Questo è il motivo per cui l'allegoria della caverna dipende da lui. La caverna non è rivolta a un folle, ma a qualcuno come Glaucone, qualcuno capace di seguire una lunga ascesa una volta che la destinazione è resa plausibile. La progressione dall'ombra alla luce del fuoco fino alla luce del sole rispecchia il viaggio mentale che Platone vuole che egli compia: dall'opinione all'inchiesta, dalla manifestazione sociale alla realtà, dall'appetito per il riconoscimento all'amore per la verità. La sua importanza è metodologica, ma il metodo ha stake umani. Platone sta testando se l'argomento può fare ciò che la coercizione e la convenzione non possono: riformare il desiderio.

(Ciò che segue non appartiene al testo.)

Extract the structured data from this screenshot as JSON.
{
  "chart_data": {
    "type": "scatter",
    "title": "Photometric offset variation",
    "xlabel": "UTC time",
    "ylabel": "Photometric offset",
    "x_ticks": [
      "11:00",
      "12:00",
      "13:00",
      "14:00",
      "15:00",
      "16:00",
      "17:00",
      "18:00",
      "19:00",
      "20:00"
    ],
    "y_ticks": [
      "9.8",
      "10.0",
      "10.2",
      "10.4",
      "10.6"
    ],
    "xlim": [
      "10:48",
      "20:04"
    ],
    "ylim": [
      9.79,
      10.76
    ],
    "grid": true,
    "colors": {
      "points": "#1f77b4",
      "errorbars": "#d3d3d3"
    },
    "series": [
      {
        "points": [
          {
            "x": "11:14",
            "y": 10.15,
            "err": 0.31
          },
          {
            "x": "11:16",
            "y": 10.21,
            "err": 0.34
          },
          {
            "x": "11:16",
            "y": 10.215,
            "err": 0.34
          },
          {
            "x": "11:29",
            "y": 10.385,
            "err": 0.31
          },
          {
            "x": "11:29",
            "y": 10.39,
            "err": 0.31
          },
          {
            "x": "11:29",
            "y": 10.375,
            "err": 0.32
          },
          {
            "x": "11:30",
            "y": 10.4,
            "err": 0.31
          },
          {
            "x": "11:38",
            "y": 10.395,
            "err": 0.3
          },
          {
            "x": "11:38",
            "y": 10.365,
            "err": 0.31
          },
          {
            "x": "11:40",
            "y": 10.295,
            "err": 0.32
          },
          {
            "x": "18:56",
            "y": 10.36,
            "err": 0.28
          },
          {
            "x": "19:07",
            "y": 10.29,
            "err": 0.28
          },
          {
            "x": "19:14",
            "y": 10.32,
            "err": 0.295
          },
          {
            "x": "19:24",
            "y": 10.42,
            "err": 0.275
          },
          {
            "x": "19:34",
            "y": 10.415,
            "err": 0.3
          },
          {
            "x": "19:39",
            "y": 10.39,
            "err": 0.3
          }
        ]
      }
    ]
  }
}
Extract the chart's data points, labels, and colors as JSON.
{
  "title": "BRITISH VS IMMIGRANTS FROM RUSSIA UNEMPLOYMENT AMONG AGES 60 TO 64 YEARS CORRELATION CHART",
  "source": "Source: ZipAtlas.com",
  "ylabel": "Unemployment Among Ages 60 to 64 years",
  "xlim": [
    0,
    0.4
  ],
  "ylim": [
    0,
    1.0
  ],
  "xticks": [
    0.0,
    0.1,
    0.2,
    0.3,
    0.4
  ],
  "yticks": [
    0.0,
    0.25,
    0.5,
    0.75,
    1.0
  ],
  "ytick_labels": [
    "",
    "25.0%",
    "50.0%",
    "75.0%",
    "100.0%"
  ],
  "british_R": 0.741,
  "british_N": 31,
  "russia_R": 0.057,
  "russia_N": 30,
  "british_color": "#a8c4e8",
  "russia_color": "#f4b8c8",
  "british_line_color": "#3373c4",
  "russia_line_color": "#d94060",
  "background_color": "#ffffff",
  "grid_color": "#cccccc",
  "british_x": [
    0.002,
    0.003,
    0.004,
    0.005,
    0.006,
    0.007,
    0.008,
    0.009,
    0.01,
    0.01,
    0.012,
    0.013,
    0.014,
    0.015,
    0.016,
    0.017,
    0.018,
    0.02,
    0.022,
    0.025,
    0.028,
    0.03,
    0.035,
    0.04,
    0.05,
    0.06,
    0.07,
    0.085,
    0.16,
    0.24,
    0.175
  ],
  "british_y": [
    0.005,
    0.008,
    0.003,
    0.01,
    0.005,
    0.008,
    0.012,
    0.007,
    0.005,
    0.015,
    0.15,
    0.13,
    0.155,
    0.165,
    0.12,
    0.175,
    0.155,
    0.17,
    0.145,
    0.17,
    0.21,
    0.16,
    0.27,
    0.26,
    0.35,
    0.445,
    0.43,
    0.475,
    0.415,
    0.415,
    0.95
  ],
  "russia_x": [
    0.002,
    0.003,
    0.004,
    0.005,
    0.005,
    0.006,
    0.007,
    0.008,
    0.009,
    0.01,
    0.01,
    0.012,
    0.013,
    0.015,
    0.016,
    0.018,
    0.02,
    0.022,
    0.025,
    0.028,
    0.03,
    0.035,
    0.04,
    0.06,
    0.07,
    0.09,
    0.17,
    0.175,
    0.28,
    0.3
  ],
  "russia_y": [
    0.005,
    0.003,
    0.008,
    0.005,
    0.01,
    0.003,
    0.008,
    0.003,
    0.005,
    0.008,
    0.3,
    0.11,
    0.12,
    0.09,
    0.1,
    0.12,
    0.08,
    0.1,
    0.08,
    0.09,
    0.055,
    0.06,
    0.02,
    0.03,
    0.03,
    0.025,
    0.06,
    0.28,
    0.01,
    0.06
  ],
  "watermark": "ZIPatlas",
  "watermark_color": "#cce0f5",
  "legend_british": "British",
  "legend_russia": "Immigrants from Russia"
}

Il costo del ruolo di Glaucone è facile da perdere di vista. Per altri, la sua curiosità può diventare un'arma, perché un brillante interrogatore può esporre debolezze senza ancora sapere come curarle. Per se stesso, il costo è il doloroso riconoscimento che gran parte di ciò che amerebbe naturalmente ammirare è secondario al meglio e fuorviante al peggio. Per seguire Socrate, deve accettare l'umiliazione come educazione. Questa è la violenza nascosta della conversione filosofica: il vecchio sé non è semplicemente corretto, è distrutto.

Glaucone, quindi, si erge come una delle figure più rivelatrici di Platone. Non è l'anima illuminata, ma l'anima ancora capace di illuminazione. Rappresenta la promessa e il pericolo del giovane istruito: aperto, ambizioso, persuasivo e vulnerabile a essere catturato dalla visione del bene che si dimostri più convincente.